Washington (QNN)- The US Department of State has said that independent investigators could “not reach a definitive conclusion” regarding the origin of the bullet that killed Al Jazeera veteran journalist Shireen Abu Akleh, but said Israeli gunfire was “likely responsible” for her death.
“Ballistic experts determined the bullet was badly damaged, which prevented a clear conclusion,” the United States government said in a statement on Monday.
“In addition to the forensic and ballistic analysis, the USSC was granted full access to both Israel Defense Forces (IDF) and Palestinian Authority (PA) investigations over the last several weeks.”
“By summarizing both investigations, the USSC concluded that gunfire from IDF positions was likely responsible for the death of Shireen Abu Akleh,” the statement read.
“The USSC found no reason to believe that this was intentional,” the US claimed.
On Monday, the Israeli occupation said after concluding its investigation into the killing, that after a forensic examination they could not determine from which weapon the bullet was fired.
“The physical condition of the bullet and the quality of the characteristics on it do not enable a ballistic examination to conclusively determine whether or not the bullet was fired from the weapon which was examined,” the Israeli occupation forces said.
Abu Akleh’s family said in a statement it was “incredulous” that the examination could not determine whose gun fired the bullet that killed her.
“We will continue to advocate for justice for Shireen, and to hold the Israeli military and government accountable, no matter the attempts to obfuscate the reality of what happened on May 11,” it said.
A senior Palestinian official accused the US of protecting the Israeli occupation authorities after the forensic examination failed to reach a firm conclusion on the origin of the bullet.
“The truth is clear but the US administration continues to stall in announcing it,” Wasel Abu Youssef, a member of the Executive Committee of the Palestine Liberation Organization (PLO), told Reuters news agency.
“We say Israel killed Shireen Abu Akleh and it has to be held responsible for the crime it has committed.”
Al Jazeera’s Mike Hanna, reporting from Washington, DC, said that the US State Department’s statement on the shooting likely being unintentional “is a key issue” that will be widely questioned.
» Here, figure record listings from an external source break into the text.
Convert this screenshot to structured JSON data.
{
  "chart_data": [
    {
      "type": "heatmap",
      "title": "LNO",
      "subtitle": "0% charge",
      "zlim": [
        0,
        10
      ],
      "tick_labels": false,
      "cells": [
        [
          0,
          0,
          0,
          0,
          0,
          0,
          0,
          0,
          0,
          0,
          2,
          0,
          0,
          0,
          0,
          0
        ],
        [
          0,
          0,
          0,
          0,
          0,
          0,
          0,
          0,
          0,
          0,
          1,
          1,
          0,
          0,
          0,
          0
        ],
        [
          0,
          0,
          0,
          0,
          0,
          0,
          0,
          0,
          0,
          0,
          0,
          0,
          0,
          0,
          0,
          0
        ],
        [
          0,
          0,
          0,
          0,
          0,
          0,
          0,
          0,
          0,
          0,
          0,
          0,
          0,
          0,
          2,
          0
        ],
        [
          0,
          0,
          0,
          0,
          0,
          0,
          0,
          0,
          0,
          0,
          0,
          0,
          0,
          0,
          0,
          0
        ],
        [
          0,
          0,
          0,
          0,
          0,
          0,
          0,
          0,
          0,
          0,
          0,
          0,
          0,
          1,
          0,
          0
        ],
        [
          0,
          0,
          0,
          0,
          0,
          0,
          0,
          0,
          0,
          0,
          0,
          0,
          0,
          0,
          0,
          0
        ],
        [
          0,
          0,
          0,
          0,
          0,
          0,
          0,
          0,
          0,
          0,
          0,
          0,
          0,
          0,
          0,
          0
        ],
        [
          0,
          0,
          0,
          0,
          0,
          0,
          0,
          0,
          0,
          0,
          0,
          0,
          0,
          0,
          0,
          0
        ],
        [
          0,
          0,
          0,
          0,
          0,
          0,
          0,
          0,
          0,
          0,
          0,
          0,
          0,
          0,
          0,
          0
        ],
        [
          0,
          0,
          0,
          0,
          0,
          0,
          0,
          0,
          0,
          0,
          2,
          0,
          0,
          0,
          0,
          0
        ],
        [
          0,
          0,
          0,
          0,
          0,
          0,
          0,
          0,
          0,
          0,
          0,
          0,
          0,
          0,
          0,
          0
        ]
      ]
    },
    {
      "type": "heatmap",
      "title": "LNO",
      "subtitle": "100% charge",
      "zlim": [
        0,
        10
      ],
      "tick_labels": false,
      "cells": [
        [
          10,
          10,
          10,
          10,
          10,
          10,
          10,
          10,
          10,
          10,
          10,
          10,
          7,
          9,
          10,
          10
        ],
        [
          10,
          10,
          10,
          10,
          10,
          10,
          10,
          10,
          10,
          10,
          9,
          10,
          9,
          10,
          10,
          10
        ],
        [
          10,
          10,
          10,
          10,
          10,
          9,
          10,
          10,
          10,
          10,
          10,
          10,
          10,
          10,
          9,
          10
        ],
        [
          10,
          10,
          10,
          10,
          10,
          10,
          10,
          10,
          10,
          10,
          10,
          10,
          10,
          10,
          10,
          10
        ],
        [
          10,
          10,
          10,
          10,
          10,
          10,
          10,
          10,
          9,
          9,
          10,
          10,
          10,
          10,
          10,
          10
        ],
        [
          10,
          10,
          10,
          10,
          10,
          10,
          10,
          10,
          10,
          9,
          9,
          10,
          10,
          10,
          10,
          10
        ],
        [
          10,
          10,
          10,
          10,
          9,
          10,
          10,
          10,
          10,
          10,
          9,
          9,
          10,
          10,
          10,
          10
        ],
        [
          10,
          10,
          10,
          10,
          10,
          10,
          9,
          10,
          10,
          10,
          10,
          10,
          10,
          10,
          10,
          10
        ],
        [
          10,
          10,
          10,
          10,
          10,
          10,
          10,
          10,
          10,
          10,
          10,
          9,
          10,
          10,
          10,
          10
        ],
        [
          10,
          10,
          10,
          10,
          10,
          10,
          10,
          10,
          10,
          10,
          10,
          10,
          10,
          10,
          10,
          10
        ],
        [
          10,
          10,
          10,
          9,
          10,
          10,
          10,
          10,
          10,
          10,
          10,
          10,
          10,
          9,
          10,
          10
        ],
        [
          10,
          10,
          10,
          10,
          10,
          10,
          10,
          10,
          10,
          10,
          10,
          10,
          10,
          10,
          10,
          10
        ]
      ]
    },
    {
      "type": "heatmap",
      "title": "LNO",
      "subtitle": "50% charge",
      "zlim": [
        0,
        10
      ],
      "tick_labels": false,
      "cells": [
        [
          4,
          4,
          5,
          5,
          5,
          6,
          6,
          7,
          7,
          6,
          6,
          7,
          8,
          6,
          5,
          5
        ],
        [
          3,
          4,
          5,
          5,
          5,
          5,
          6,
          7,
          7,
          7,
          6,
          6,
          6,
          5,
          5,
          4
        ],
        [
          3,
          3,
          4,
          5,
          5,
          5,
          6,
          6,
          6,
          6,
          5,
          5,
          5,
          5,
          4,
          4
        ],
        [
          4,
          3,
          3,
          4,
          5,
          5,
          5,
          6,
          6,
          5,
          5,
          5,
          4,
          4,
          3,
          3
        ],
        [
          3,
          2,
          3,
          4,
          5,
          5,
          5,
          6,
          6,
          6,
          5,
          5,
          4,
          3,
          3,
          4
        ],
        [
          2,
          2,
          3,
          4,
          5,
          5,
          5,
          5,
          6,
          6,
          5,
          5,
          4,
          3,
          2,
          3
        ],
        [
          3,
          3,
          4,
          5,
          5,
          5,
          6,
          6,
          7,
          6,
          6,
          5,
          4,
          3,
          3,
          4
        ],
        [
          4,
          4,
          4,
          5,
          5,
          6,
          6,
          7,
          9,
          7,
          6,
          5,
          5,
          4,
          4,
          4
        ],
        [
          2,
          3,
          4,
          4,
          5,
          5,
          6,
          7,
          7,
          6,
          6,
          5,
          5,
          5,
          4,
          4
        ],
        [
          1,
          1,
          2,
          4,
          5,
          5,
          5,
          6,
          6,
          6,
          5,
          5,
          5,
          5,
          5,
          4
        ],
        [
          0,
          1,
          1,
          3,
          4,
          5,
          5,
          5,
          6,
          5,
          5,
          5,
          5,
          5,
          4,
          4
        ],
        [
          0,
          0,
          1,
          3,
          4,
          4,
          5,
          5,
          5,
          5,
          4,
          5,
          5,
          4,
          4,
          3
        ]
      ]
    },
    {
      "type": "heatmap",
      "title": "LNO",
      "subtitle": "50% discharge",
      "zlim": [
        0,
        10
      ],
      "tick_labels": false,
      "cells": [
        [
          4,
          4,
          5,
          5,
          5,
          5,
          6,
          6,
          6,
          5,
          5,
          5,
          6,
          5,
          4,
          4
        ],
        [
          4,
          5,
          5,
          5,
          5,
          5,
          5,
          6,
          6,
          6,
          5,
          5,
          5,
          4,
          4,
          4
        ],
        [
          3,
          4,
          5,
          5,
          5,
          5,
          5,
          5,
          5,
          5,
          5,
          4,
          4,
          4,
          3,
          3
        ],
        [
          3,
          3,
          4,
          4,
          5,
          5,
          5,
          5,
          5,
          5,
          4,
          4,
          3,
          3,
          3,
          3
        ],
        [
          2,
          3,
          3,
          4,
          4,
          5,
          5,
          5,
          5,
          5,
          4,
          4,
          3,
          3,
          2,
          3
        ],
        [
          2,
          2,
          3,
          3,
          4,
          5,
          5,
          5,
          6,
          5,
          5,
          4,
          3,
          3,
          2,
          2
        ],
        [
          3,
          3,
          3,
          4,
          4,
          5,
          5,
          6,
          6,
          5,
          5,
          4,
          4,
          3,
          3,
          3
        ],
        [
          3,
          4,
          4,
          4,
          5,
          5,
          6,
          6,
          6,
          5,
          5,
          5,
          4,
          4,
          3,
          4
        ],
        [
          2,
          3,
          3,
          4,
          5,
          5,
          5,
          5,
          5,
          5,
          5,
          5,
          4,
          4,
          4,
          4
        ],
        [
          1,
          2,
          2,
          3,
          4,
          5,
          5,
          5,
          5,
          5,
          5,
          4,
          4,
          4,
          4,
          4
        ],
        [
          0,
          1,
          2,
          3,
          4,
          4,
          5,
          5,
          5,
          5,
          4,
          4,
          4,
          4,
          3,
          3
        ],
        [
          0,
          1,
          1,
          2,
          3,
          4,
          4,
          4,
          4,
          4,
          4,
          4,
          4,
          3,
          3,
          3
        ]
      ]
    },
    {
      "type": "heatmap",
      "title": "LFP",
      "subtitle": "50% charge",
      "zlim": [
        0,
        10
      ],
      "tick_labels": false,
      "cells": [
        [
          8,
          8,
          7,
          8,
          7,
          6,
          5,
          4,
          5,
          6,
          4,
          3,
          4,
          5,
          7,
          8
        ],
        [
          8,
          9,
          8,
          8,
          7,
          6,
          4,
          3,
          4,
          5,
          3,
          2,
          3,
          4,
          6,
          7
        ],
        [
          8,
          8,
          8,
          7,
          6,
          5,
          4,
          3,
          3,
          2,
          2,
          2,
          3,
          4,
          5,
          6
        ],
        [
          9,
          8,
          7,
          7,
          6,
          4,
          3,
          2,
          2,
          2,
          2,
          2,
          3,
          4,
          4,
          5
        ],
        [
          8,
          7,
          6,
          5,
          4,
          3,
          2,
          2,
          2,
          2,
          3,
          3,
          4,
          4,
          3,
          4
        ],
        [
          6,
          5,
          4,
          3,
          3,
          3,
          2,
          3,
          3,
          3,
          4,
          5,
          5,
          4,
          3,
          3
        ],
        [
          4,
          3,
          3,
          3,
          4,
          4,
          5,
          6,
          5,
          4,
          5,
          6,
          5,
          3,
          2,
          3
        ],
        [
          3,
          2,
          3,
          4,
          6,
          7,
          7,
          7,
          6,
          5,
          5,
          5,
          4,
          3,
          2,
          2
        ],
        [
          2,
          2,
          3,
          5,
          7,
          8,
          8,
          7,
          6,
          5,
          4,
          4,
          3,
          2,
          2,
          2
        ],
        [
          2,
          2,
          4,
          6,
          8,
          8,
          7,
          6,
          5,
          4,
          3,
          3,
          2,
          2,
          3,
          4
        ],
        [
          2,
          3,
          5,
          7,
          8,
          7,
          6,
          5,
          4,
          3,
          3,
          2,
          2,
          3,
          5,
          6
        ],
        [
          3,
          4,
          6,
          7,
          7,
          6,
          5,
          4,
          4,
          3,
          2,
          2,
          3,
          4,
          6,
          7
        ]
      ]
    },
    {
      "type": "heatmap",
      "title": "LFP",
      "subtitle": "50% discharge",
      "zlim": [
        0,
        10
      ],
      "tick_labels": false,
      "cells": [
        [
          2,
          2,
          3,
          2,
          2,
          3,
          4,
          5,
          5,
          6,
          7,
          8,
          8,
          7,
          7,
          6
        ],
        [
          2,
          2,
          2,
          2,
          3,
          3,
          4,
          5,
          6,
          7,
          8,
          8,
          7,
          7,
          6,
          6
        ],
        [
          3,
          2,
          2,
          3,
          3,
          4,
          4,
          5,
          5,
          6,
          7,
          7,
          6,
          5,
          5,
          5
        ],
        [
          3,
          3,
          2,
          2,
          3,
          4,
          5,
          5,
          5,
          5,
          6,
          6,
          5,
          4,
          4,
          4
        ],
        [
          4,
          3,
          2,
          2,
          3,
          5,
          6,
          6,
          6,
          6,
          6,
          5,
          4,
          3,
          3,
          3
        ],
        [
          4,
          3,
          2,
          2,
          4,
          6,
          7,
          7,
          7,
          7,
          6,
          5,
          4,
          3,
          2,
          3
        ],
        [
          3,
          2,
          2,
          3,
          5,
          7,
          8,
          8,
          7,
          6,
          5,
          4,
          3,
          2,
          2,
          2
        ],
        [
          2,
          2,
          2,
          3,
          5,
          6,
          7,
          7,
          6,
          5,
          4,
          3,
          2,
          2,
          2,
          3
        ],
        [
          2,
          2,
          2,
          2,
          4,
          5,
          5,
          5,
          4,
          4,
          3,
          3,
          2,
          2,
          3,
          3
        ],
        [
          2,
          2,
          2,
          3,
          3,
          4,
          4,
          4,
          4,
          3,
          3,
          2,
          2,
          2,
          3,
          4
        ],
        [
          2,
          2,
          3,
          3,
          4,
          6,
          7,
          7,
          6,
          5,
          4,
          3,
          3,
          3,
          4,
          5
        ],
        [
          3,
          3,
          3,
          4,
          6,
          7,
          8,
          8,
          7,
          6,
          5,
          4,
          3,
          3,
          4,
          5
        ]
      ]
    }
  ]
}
“There is no clear [finding] as to exactly what happened, and there is going to be pressure from the public, [and] from Congress, to actually push this further. To try and find some way in which a more definitive answer can be found,” he said.
“There is no clear definition of exactly what happened, why it happened, [or] who did it.”
Akram al-Khatib, general prosecutor for the Palestinian Authority, told Al Al Jazeera on Saturday that officials had “agreed to transfer the bullet to the Americans for examination”.
However, conflicting reports over who would conduct the tests on the bullet emerged on Sunday.
An Israeli military spokesman told Israeli occupation Army Radio: “The test will not be American. The test will be an Israeli test, with an American presence throughout.”
Al-Khatib, meanwhile, told Voice of Palestine radio that officials had received “guarantees” from the US “that the examination will be conducted by them and that the Israeli side will not take part”.
In the last five weeks, the Biden administration has pressed the Palestinians to hand over the bullet, U.S. and Israeli officials told Axios. After refusing for weeks, the Palestinians in recent days signaled they might be willing to change course.
On Thursday, Secretary of State Tony Blinken spoke on the phone with Palestinian President Mahmoud Abbas and asked him again to give the bullet to the US, a State Department official said, before US President Joe Biden visits ‘Israel’ and the occupied West Bank on July 13.
51-year-old Palestinian-American journalist Shireen Abu Akleh was shot and killed by Israeli forces in the head while she was covering an Israeli military raid into the Jenin refugee camp despite wearing a press vest on May 11, sparking international outrage and calls for accountability for attacks on journalists. The slain journalist covered events and Israeli aggressions in the occupied Palestinian territory for 25 years.
Multiple witnesses said that Israeli forces killed the veteran journalist. Reports by the investigative group Bellingcat, The Associated Press, CNN, The Washington Post and The New York Times have also come to the same conclusion.
On June 24, the UN’s OHCHR also announced that information it had gathered showed that the bullets that killed Abu Akleh were fired by Israeli forces.
Spokesperson for the UN’s OHCHR, Ravina Shamdasani, told reporters in Geneva, “All information we have gathered is consistent with the finding that the shots that killed Abu Akleh and injured her colleague Ali Sammoudi came from Israeli security forces and not from indiscriminate firing by armed Palestinians.”
The CNN investigation in May said evidence suggests that the veteran journalist was killed in a “targeted attack by Israeli forces”.
Al Jazeera Media Network also announced on May 26 that it had assigned a legal team to refer the killing to the International Criminal Court (ICC) in The Hague.
A probe by the Palestinian Authority found that Abu Akleh was deliberately shot by Israeli forces.